In both of them was a deep delight in the simple whimsies of life, The earth, with its endless subtle beauties of color and texture, was not wasted on Merry or Devon, for they both saw the clouds as pictures, the lichen against rough bark as scripture, and sometimes heard the wind as a canticle. Two other people might have discovered these things in each other and begun to celebrate, but Devon and Merry had too many distractions to notice. She only thought, when she had the strength for reverie, that the hours sped by when she was with him. His all-encompassing aim was to remind her of (he many reasons she had to cling to the world and to keep her from guessing how close she was to leaving it.

Eventually even sleep became an effort for her, a time of dreams and discomfort and paralyzed half wakefulness.
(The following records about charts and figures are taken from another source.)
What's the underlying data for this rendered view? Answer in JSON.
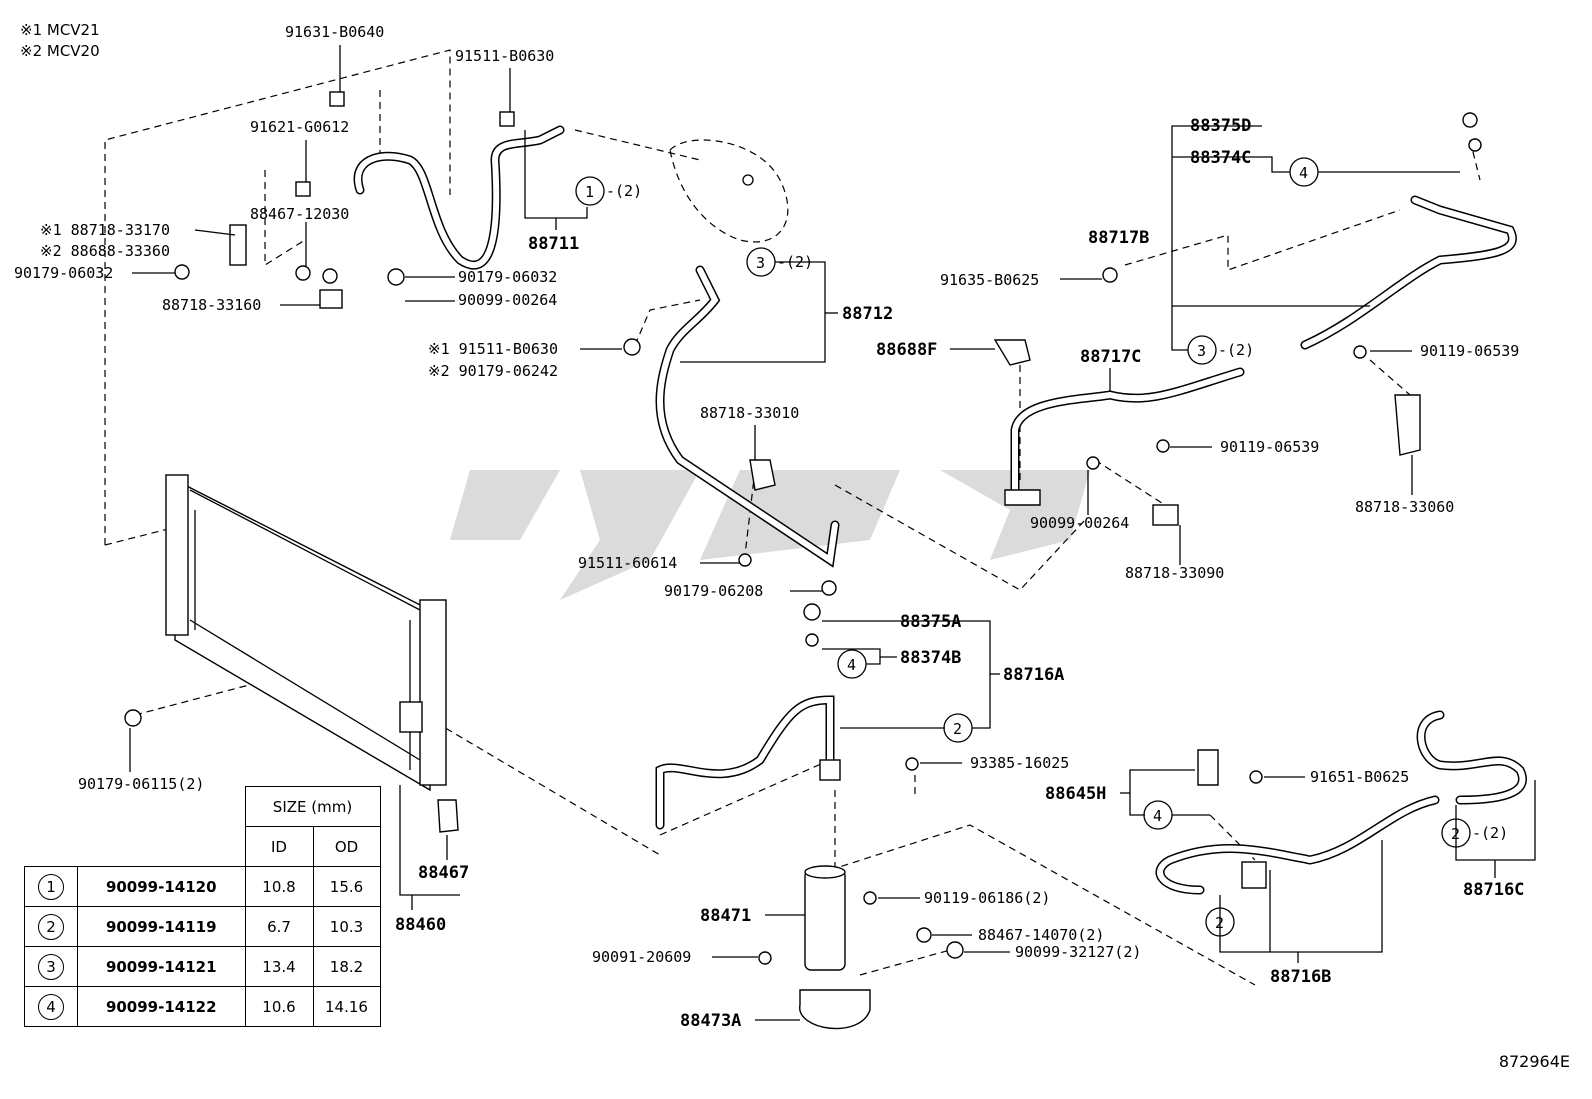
{
  "legend": {
    "mcv21": "※1  MCV21",
    "mcv20": "※2  MCV20"
  },
  "parts": [
    "91631-B0640",
    "91511-B0630",
    "91621-G0612",
    "88467-12030",
    "88711",
    "※1 88718-33170",
    "※2 88688-33360",
    "90179-06032",
    "90179-06032",
    "90099-00264",
    "88718-33160",
    "88712",
    "※1 91511-B0630",
    "※2 90179-06242",
    "88718-33010",
    "91511-60614",
    "90179-06208",
    "88375D",
    "88374C",
    "88717B",
    "91635-B0625",
    "88688F",
    "88717C",
    "90119-06539",
    "90119-06539",
    "90099-00264",
    "88718-33090",
    "88718-33060",
    "88375A",
    "88374B",
    "88716A",
    "93385-16025",
    "88645H",
    "91651-B0625",
    "88716C",
    "88716B",
    "90179-06115(2)",
    "88467",
    "88460",
    "88471",
    "90119-06186(2)",
    "88467-14070(2)",
    "90099-32127(2)",
    "90091-20609",
    "88473A"
  ],
  "callouts": [
    "1",
    "3",
    "3",
    "4",
    "4",
    "2",
    "4",
    "2",
    "2"
  ],
  "callout_qty": [
    "-(2)",
    "-(2)",
    "-(2)",
    "-(2)"
  ],
  "size_table": {
    "header": "SIZE (mm)",
    "cols": [
      "ID",
      "OD"
    ],
    "rows": [
      {
        "no": "1",
        "part": "90099-14120",
        "id": "10.8",
        "od": "15.6"
      },
      {
        "no": "2",
        "part": "90099-14119",
        "id": "6.7",
        "od": "10.3"
      },
      {
        "no": "3",
        "part": "90099-14121",
        "id": "13.4",
        "od": "18.2"
      },
      {
        "no": "4",
        "part": "90099-14122",
        "id": "10.6",
        "od": "14.16"
      }
    ]
  },
  "ref_code": "872964E"
}
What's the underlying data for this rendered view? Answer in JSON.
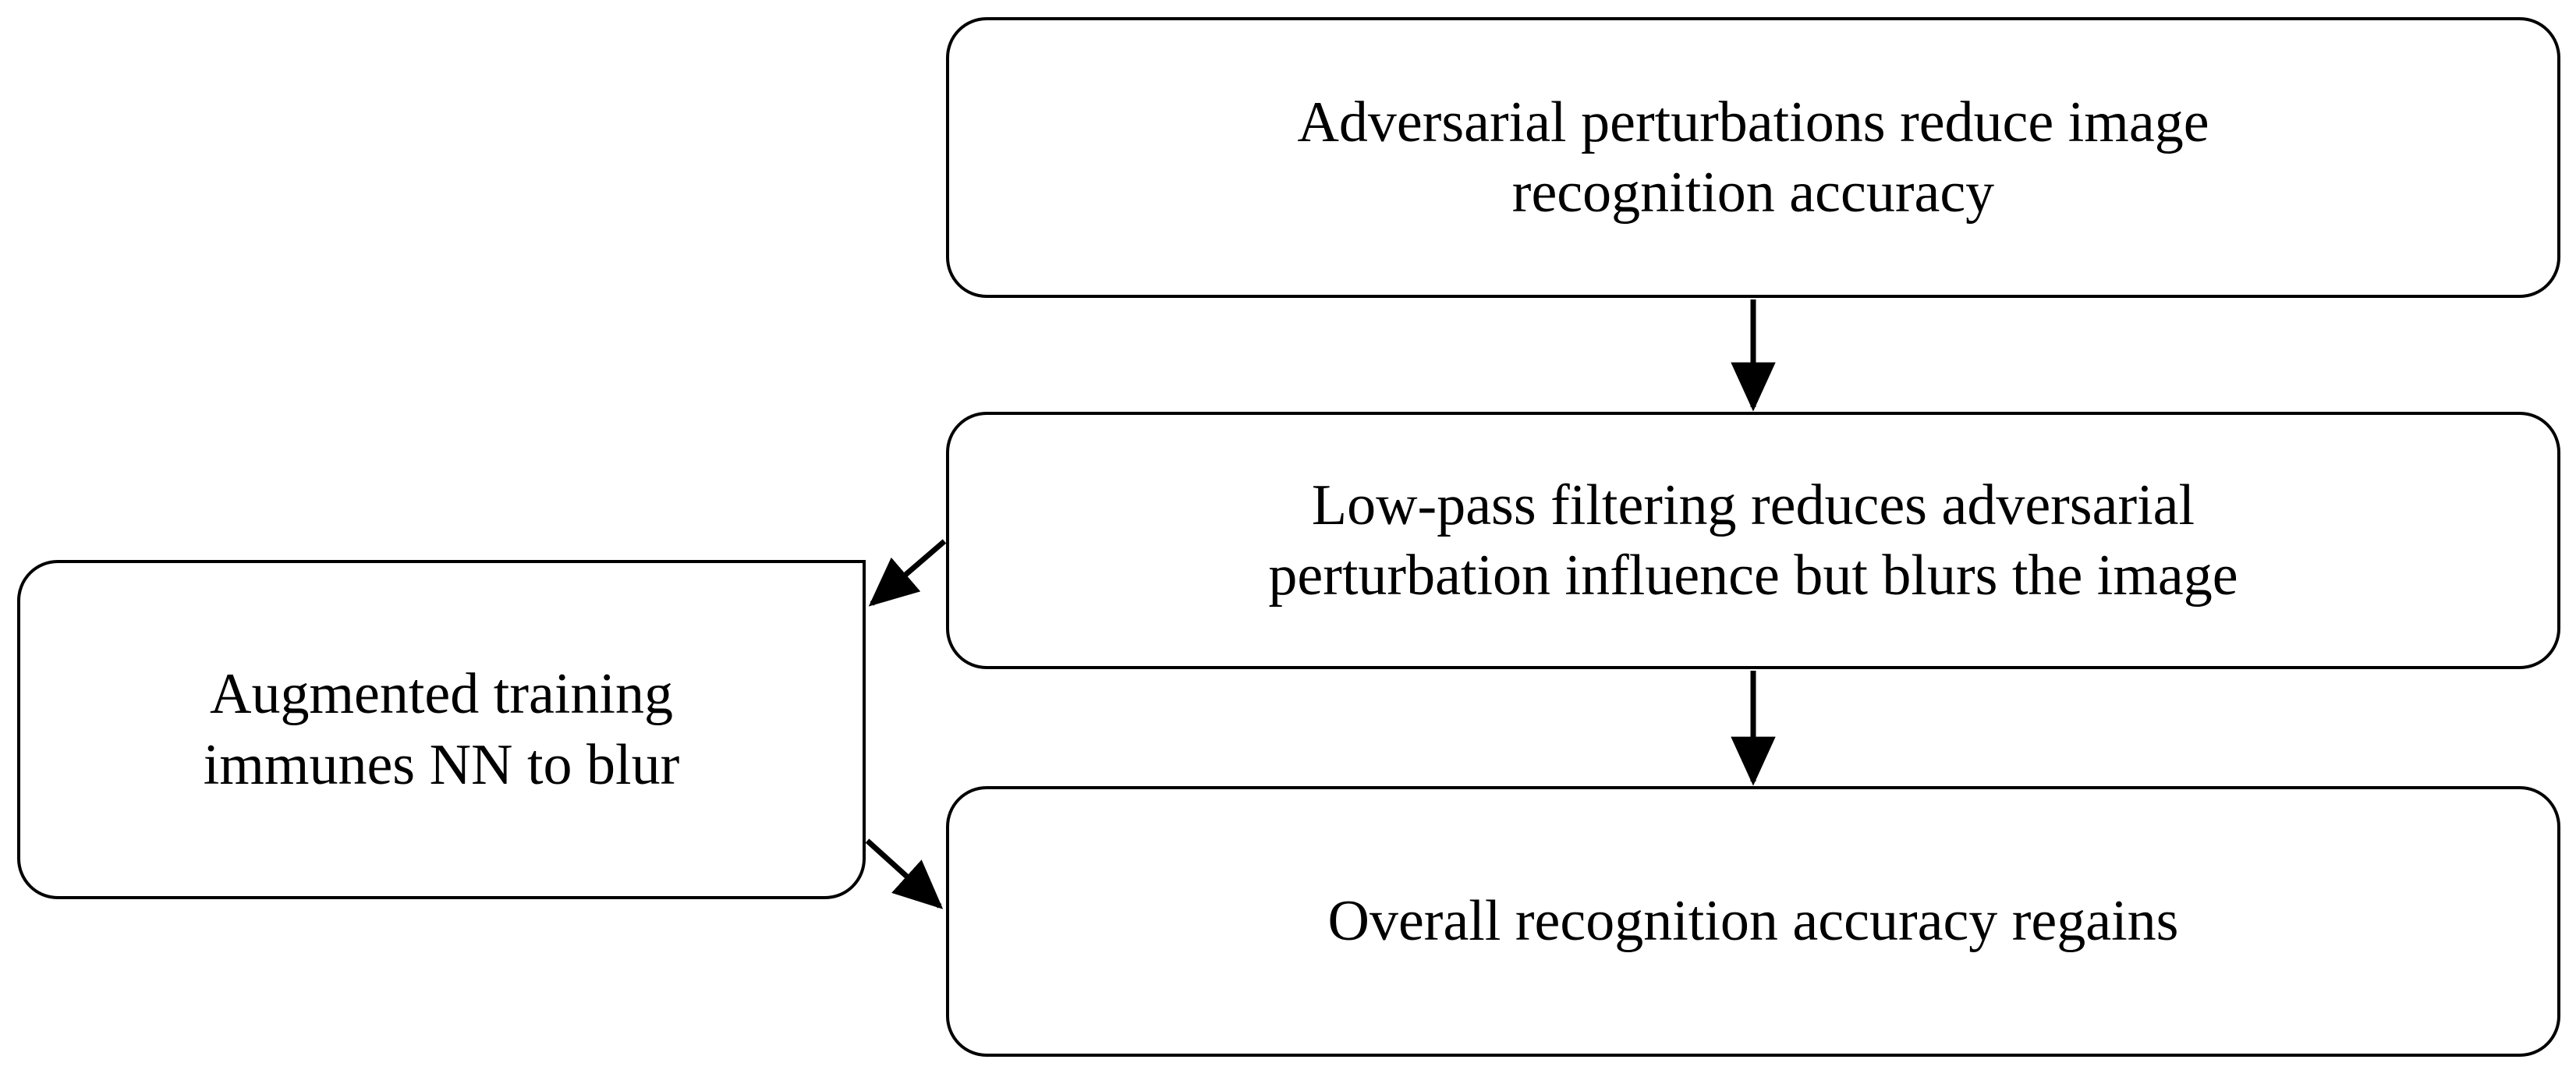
{
  "diagram": {
    "type": "flowchart",
    "background_color": "#ffffff",
    "stroke_color": "#000000",
    "text_color": "#000000",
    "nodes": [
      {
        "id": "adversarial",
        "label": "Adversarial perturbations reduce image\nrecognition accuracy",
        "shape": "rounded-rectangle"
      },
      {
        "id": "lowpass",
        "label": "Low-pass filtering reduces adversarial\nperturbation influence but blurs the image",
        "shape": "rounded-rectangle"
      },
      {
        "id": "augmented",
        "label": "Augmented training\nimmunes NN to blur",
        "shape": "rounded-rectangle"
      },
      {
        "id": "overall",
        "label": "Overall recognition accuracy regains",
        "shape": "rounded-rectangle"
      }
    ],
    "edges": [
      {
        "id": "adversarial-to-lowpass",
        "from": "adversarial",
        "to": "lowpass",
        "style": "solid-arrow",
        "direction": "down"
      },
      {
        "id": "lowpass-to-augmented",
        "from": "lowpass",
        "to": "augmented",
        "style": "solid-arrow",
        "direction": "down-left"
      },
      {
        "id": "lowpass-to-overall",
        "from": "lowpass",
        "to": "overall",
        "style": "solid-arrow",
        "direction": "down"
      },
      {
        "id": "augmented-to-overall",
        "from": "augmented",
        "to": "overall",
        "style": "solid-arrow",
        "direction": "down-right"
      }
    ]
  }
}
One night sand fleas from the island came to her in a nightmare, their wings shining with the moisture of her blood as they drove their venom repeatedly into her shrinking flesh. She awoke crying, rubbing her sullied face with (he cotton sleeves of her nightshirt. Repugnance made her use too much force. The tiny bone buttons on her cuffs cut long raw scratches into her friction-heated skin.

She wasn't sure what sense told her that Devon was coming across the room to her.

"Merry, let me." He was separating the snarled ball that she was—the arms and hair and bedclothes. A damp cloth wiped neatly and thoroughly over her mouth, and then over her cheeks.